TL;DR I built a heroku web app to solve the subset sum problem.
Intro
So my wife is an accountant and we were wondering if a subset sum algorithm would help finding suspicious ledger accounts in the trial balance. Our reasoning for using a subset sum algorithm is that given a known dollar number of credit/debit difference (sum) and a list of debit/credit values, the algorithm should be able to find some combination that make up the given (sum).
Algorithm
The standard algorithm to solve a subset-sum problem is a dynamic programming
Implementation
The web app uses Flask as an framework, which is extremely simple, lightweight and written in python.
The python implementation of subset sum algorithm is adopted from stackoverflow.

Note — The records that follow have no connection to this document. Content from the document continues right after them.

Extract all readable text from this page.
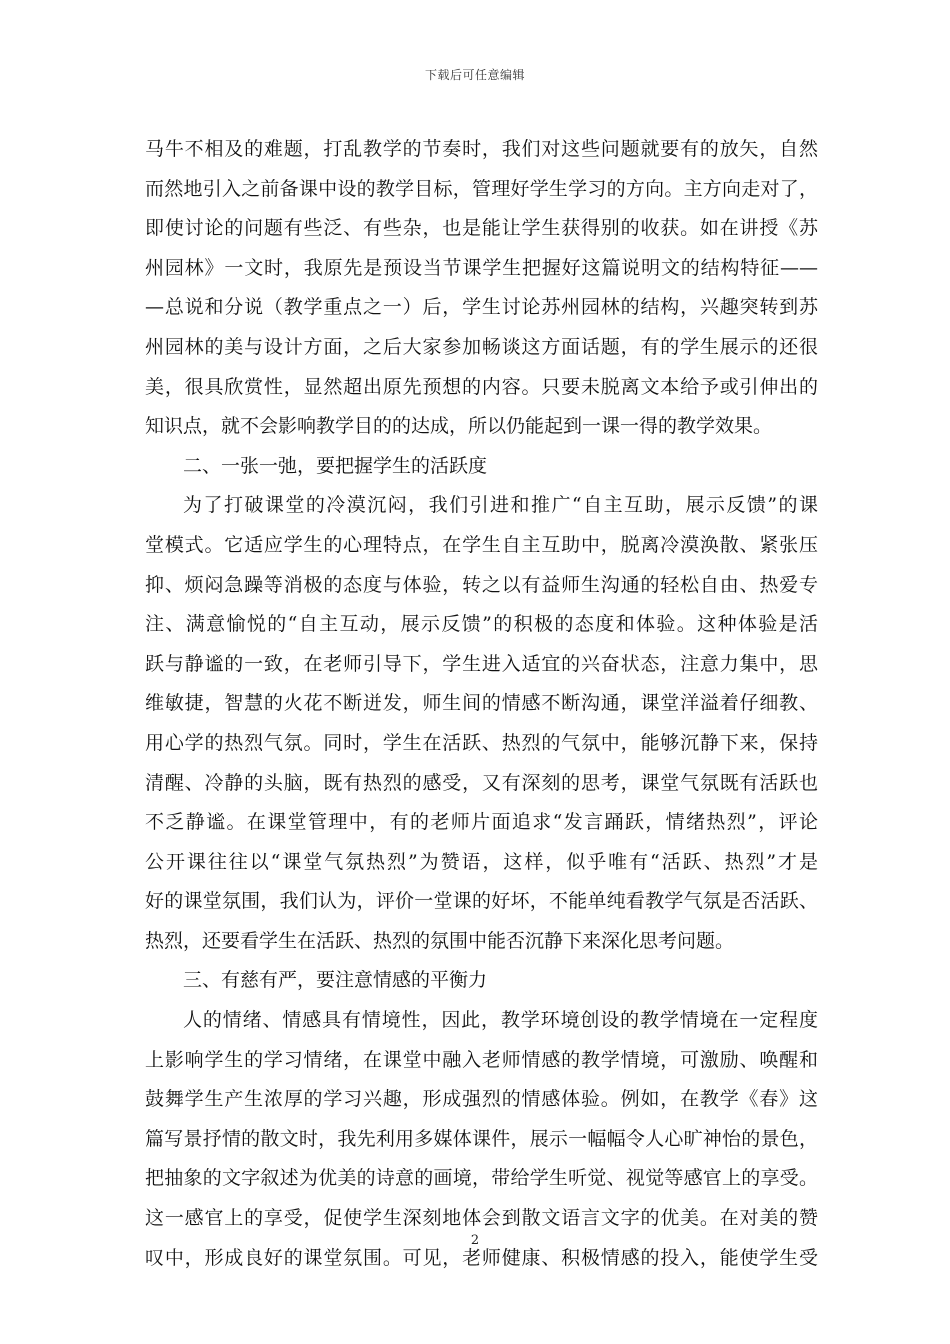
下载后可任意编辑
马牛不相及的难题，打乱教学的节奏时，我们对这些问题就要有的放矢，自然
而然地引入之前备课中设的教学目标，管理好学生学习的方向。主方向走对了，
即使讨论的问题有些泛、有些杂，也是能让学生获得别的收获。如在讲授《苏
州园林》一文时，我原先是预设当节课学生把握好这篇说明文的结构特征——
—总说和分说（教学重点之一）后，学生讨论苏州园林的结构，兴趣突转到苏
州园林的美与设计方面，之后大家参加畅谈这方面话题，有的学生展示的还很
美，很具欣赏性，显然超出原先预想的内容。只要未脱离文本给予或引伸出的
知识点，就不会影响教学目的的达成，所以仍能起到一课一得的教学效果。
二、一张一弛，要把握学生的活跃度
为了打破课堂的冷漠沉闷，我们引进和推广“自主互助，展示反馈”的课
堂模式。它适应学生的心理特点，在学生自主互助中，脱离冷漠涣散、紧张压
抑、烦闷急躁等消极的态度与体验，转之以有益师生沟通的轻松自由、热爱专
注、满意愉悦的“自主互动，展示反馈”的积极的态度和体验。这种体验是活
跃与静谧的一致，在老师引导下，学生进入适宜的兴奋状态，注意力集中，思
维敏捷，智慧的火花不断迸发，师生间的情感不断沟通，课堂洋溢着仔细教、
用心学的热烈气氛。同时，学生在活跃、热烈的气氛中，能够沉静下来，保持
清醒、冷静的头脑，既有热烈的感受，又有深刻的思考，课堂气氛既有活跃也
不乏静谧。在课堂管理中，有的老师片面追求“发言踊跃，情绪热烈”，评论
公开课往往以“课堂气氛热烈”为赞语，这样，似乎唯有“活跃、热烈”才是
好的课堂氛围，我们认为，评价一堂课的好坏，不能单纯看教学气氛是否活跃、
热烈，还要看学生在活跃、热烈的氛围中能否沉静下来深化思考问题。
三、有慈有严，要注意情感的平衡力
人的情绪、情感具有情境性，因此，教学环境创设的教学情境在一定程度
上影响学生的学习情绪，在课堂中融入老师情感的教学情境，可激励、唤醒和
鼓舞学生产生浓厚的学习兴趣，形成强烈的情感体验。例如，在教学《春》这
篇写景抒情的散文时，我先利用多媒体课件，展示一幅幅令人心旷神怡的景色，
把抽象的文字叙述为优美的诗意的画境，带给学生听觉、视觉等感官上的享受。
这一感官上的享受，促使学生深刻地体会到散文语言文字的优美。在对美的赞
叹中，形成良好的课堂氛围。可见，老师健康、积极情感的投入，能使学生受
2
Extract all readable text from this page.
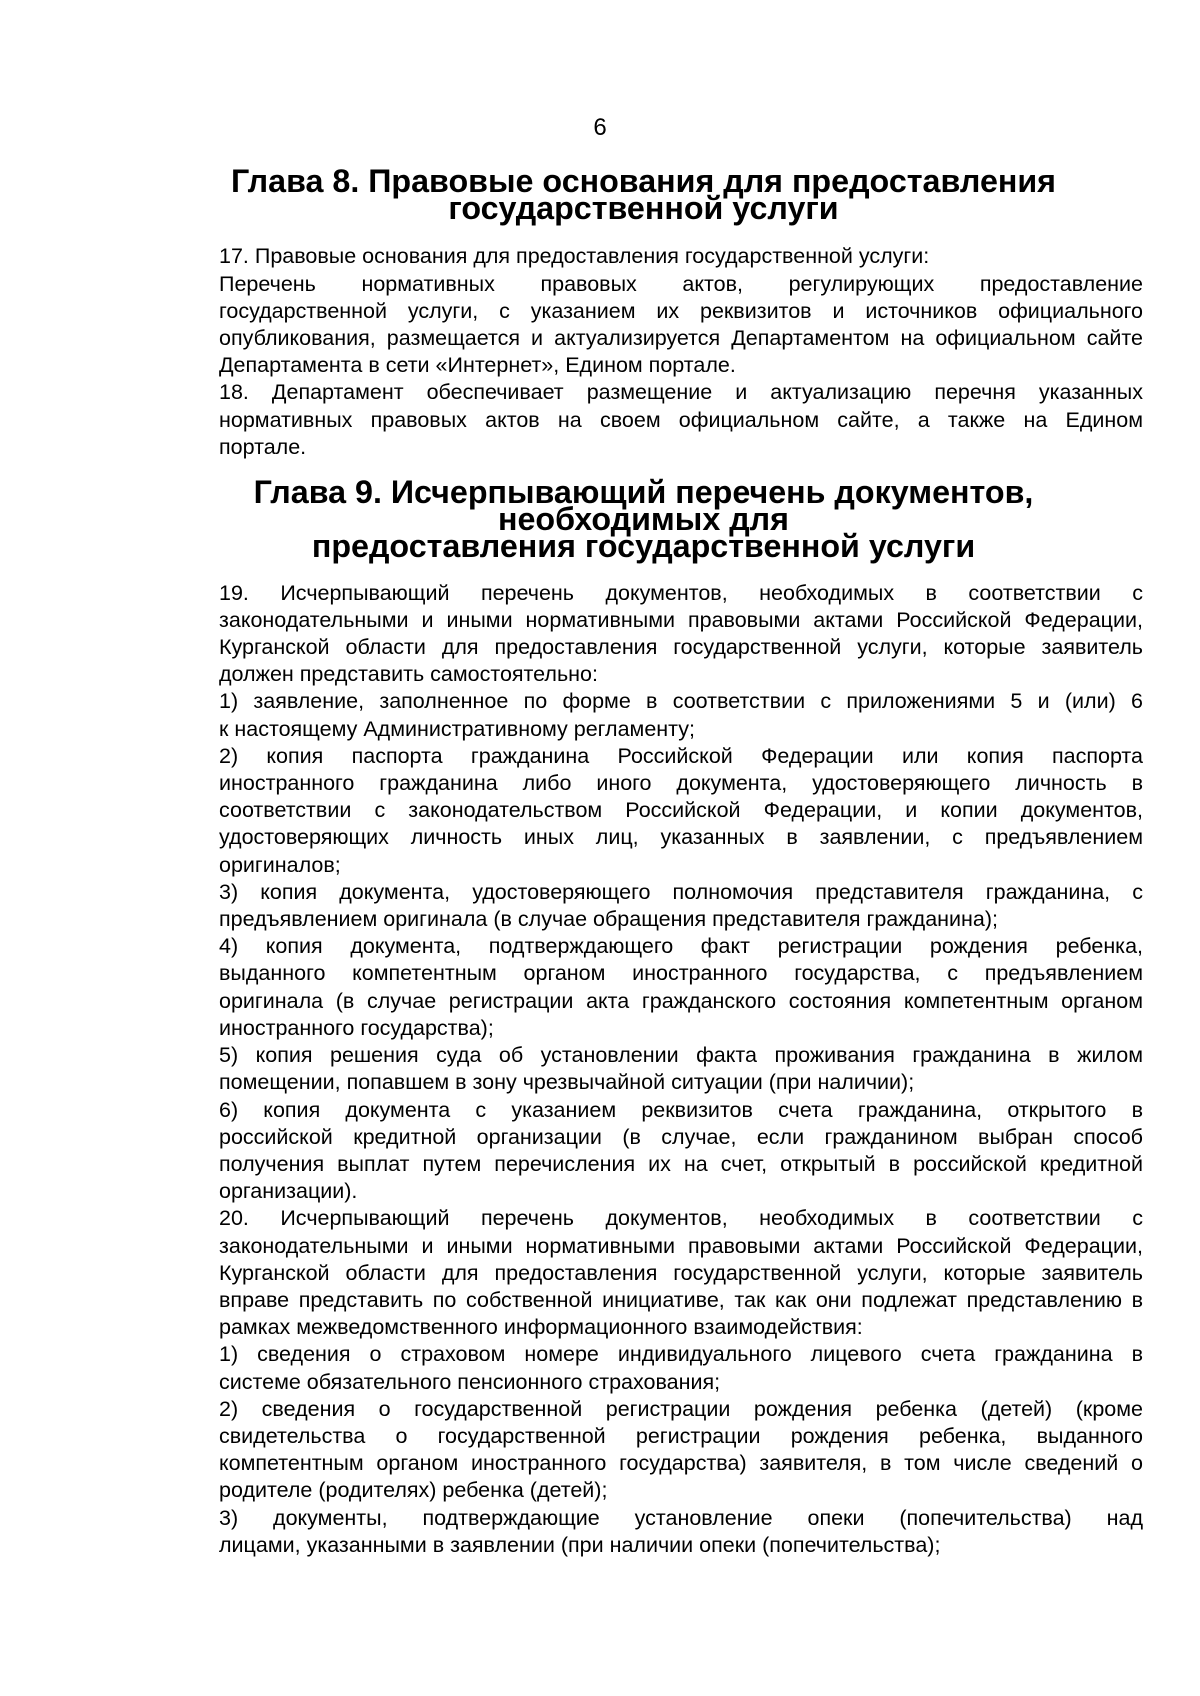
6
Глава 8. Правовые основания для предоставления государственной услуги

17. Правовые основания для предоставления государственной услуги:

Перечень нормативных правовых актов, регулирующих предоставление
государственной услуги, с указанием их реквизитов и источников официального
опубликования, размещается и актуализируется Департаментом на официальном сайте
Департамента в сети «Интернет», Едином портале.

18. Департамент обеспечивает размещение и актуализацию перечня указанных
нормативных правовых актов на своем официальном сайте, а также на Едином
портале.

Глава 9. Исчерпывающий перечень документов, необходимых для
предоставления государственной услуги

19. Исчерпывающий перечень документов, необходимых в соответствии с
законодательными и иными нормативными правовыми актами Российской Федерации,
Курганской области для предоставления государственной услуги, которые заявитель
должен представить самостоятельно:

1) заявление, заполненное по форме в соответствии с приложениями 5 и (или) 6
к настоящему Административному регламенту;

2) копия паспорта гражданина Российской Федерации или копия паспорта
иностранного гражданина либо иного документа, удостоверяющего личность в
соответствии с законодательством Российской Федерации, и копии документов,
удостоверяющих личность иных лиц, указанных в заявлении, с предъявлением
оригиналов;

3) копия документа, удостоверяющего полномочия представителя гражданина, с
предъявлением оригинала (в случае обращения представителя гражданина);

4) копия документа, подтверждающего факт регистрации рождения ребенка,
выданного компетентным органом иностранного государства, с предъявлением
оригинала (в случае регистрации акта гражданского состояния компетентным органом
иностранного государства);

5) копия решения суда об установлении факта проживания гражданина в жилом
помещении, попавшем в зону чрезвычайной ситуации (при наличии);

6) копия документа с указанием реквизитов счета гражданина, открытого в
российской кредитной организации (в случае, если гражданином выбран способ
получения выплат путем перечисления их на счет, открытый в российской кредитной
организации).

20. Исчерпывающий перечень документов, необходимых в соответствии с
законодательными и иными нормативными правовыми актами Российской Федерации,
Курганской области для предоставления государственной услуги, которые заявитель
вправе представить по собственной инициативе, так как они подлежат представлению в
рамках межведомственного информационного взаимодействия:

1) сведения о страховом номере индивидуального лицевого счета гражданина в
системе обязательного пенсионного страхования;

2) сведения о государственной регистрации рождения ребенка (детей) (кроме
свидетельства о государственной регистрации рождения ребенка, выданного
компетентным органом иностранного государства) заявителя, в том числе сведений о
родителе (родителях) ребенка (детей);

3) документы, подтверждающие установление опеки (попечительства) над
лицами, указанными в заявлении (при наличии опеки (попечительства);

To speed up the dynamic programming algorithm, I used cython to optimized a the code, a benchmark test can be found here.
Deployment
The flask app is hosted by Heroku. The deployment is well documented on the website, codes can be push to heroku using heroku cli and git. I followed this guide.
Basically, after heroku cli is installed, do:
- login, so you can access your data via cli
heroku login
- create the app, some flask-specific requirments
- All javascripts and css files should go to a folder called static,
- I put the whole bootstraip library into this folder
- All html templates should go to a folder called templates
- All javascripts and css files should go to a folder called static,
mkdir ~/subset_sum
cd ~/subset_sum
mkdir src src/templates src/static
# make some codes...
git init
- Create a fresh new env, and install required packages
conda create -n subset_sum python=3.6 \
cython flask
- Create
requirement.txt
so heroku knows what to install
pip freeze > requirements.txt
- Commit all codes
git add .
git commit -m 'initialize web app'
- Adding heroku git repo as an remote repo
heroku create subset-solver
- Push the code to heroku
git push heroku master
-
And now you can see if the webapp is live (hint: it's not, because heroku won't know how to do/need to do
flask run
to run the webapp) -
To tell heroku how to start the app
echo 'web: gunicorn app:app' > Procfile
git add Procfile
git commit -m "Added Procfile and runtime.txt files"
git push heroku master
- Open the webapp and see if it is what it should look like
heroku open
- This should work if cython is not being used, because heroku doesn't compile cython code by default.. The installation of gcc was done following a post on stackoverflow.
- Now, we need to do:
heroku update beta heroku plugins:install @heroku-cli/plugin-manifest heroku manifest:create
- This will create a
heroku.yml
file, so now you can delete theProcfile
- Modify the
heroku.yaml
into:
setup: config: {} build: languages: - python packages: - build-essential run: web: 'gunicorn app.app:app'
- And finally:
heroku stack:set container git add heroku.yaml git commit -am 'added heroky.yml' git push heroku master
+++
Code availability
The code for building the website is deposited on github.